You know what else I love? How you’re shaped like E.T. How your juveniles are smaller than the width of a human fingernail. You know what I don’t love? That your continued existence is an extremely delicate situation. So let me introduce you to someone who knows how to navigate the big world in a tiny body. You guys can go hang-gliding together, maybe.
Also: OMFG I’M GOING TO CRAWL OUT OF MY SKIN YOU ARE SO CUTE I AM GOING TO PUT A TINY HAT ON EACH AND EVERY ONE OF YOU!!!!

The “I’M MOOVED” campaign for animals is looking for submissions! Are you “mooved” by animal suffering? Make a statement! Submit your picture and your mooving statement and the Boss Hogg Project may put you on a flyer!
Pet pics are welcome but they are looking for a wide array of animals—so you farm animal shelters, get snapping!
I think this calls for a photo-shoot. I’m going to need 25 rescue piglets, 10 retired hens, and AT LEAST seven goats. And a photographer! But especially the goats. They are essential to my vision!
There’s a very interesting study in this month’s Personality and Social Psychology Bulletin that we vegans may find particularly fascinating: “Don’t Mind Meat? The Denial of Mind to Animals Used for Human Consumption.” It’s all about how meat eaters cope with taking a life so they can have a hamburger. What, you don’t get the Personality and Social Psychology Bulletin? It’s OK! Thankfully, a Psychology Today blog and the University of Queensland both break the study down for us.

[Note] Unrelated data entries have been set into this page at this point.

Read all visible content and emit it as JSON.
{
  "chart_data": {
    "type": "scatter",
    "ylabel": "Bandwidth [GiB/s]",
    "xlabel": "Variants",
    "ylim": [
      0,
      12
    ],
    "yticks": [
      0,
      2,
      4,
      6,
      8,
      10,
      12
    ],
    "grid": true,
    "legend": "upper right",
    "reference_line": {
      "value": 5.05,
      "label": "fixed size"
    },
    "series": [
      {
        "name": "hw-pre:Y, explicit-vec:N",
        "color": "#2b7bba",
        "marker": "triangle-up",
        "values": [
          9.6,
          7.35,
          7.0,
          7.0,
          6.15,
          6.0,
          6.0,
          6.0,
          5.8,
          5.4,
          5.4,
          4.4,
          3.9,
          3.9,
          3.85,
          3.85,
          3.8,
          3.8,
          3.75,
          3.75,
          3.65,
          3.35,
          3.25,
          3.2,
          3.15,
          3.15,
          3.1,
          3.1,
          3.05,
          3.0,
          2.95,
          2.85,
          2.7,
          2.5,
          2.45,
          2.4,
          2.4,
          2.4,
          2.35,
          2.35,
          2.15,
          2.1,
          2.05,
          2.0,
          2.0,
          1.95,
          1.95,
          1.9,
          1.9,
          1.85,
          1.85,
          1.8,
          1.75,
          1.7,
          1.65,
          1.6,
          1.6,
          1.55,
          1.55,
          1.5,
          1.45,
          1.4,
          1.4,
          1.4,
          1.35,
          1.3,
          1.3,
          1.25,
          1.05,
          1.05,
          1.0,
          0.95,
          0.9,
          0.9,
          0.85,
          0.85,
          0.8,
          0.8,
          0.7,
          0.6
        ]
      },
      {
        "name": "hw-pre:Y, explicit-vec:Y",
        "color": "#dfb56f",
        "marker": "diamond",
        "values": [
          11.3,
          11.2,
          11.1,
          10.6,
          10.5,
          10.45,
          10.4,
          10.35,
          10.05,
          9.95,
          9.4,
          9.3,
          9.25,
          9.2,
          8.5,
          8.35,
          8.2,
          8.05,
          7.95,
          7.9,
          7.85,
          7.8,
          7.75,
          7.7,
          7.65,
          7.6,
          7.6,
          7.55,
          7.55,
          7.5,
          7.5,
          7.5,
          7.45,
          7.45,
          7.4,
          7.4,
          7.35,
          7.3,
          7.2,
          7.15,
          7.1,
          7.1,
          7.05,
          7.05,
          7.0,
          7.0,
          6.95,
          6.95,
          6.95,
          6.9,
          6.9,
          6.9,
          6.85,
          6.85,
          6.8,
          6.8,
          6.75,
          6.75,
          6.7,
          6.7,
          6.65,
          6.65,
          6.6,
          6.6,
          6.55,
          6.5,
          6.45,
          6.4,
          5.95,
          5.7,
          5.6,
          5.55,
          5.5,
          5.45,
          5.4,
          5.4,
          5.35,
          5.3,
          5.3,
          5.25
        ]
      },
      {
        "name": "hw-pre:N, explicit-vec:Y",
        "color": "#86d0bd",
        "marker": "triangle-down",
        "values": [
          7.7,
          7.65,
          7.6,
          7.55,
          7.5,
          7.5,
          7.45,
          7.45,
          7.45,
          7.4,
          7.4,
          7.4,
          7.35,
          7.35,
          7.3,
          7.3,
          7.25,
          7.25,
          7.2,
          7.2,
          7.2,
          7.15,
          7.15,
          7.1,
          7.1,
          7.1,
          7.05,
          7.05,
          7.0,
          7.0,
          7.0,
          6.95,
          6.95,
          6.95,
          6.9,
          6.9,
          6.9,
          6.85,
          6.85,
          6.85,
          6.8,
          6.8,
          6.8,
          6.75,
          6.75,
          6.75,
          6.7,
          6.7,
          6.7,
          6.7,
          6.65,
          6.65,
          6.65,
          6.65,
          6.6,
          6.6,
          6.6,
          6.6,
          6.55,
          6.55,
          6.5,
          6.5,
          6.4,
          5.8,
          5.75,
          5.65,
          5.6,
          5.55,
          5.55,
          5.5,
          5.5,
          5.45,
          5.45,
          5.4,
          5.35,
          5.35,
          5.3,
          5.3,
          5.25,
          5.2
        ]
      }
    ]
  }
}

One part of the study asked participants (all meat eaters) to rate how willing they are to eat different animals. Then they asked them to rate the mental ability of different animals. Guess what? People were more likely to eat the animals they attributed lower mental ability to. OK, not surprised. This could just mean people eat dumber animals.
The next study asked people to picture cows and sheep. People who pictured them living in happy sunny fields rated the mental abilities of the animals higher than those who specifically thought of the cows and sheep being raised as food. Now we are getting somewhere!
Still another study asked these meat eaters to write about the process of raising and killing animals for food. They were all told there would be a food sampling after they finished writing. Half the people were told they’d be served fruit and half the people were told they’d be served beef and lamb. Before they ate, the participants were asked to rate the mental abilities of cows and sheep. Now, get a load of this!: The people that were expecting to eat meat rated the mental abilities of cows and sheep much lower than the people that knew they were going to eat fruit. Say whaaat?!
The abstract summarizes the implications nicely:
Many people like eating meat, but most are reluctant to harm things that have minds. The current three studies show that this dissonance motivates people to deny minds to animals. Study 1 demonstrates that animals considered appropriate for human consumption are ascribed diminished mental capacities. Study 2 shows that meat eaters are motivated to deny minds to food animals when they are reminded of the link between meat and animal suffering. Finally, Study 3 provides direct support for our dissonance hypothesis, showing that expectations regarding the immediate consumption of meat increase mind denial. Moreover, this mind denial in turn reduces negative affect associated with dissonance.
So, how wacky are meat eaters?! They don’t even know they do this! Wacky meat eaters. I wonder if people who don’t eat meat get any mental benefit because they don’t have to reconcile this dissonance. Know what I mean? Like maybe we save mental energy and can focus that energy on additional intellectual endeavors. Hold up, I think we just figured out why I’m such a Super Genius!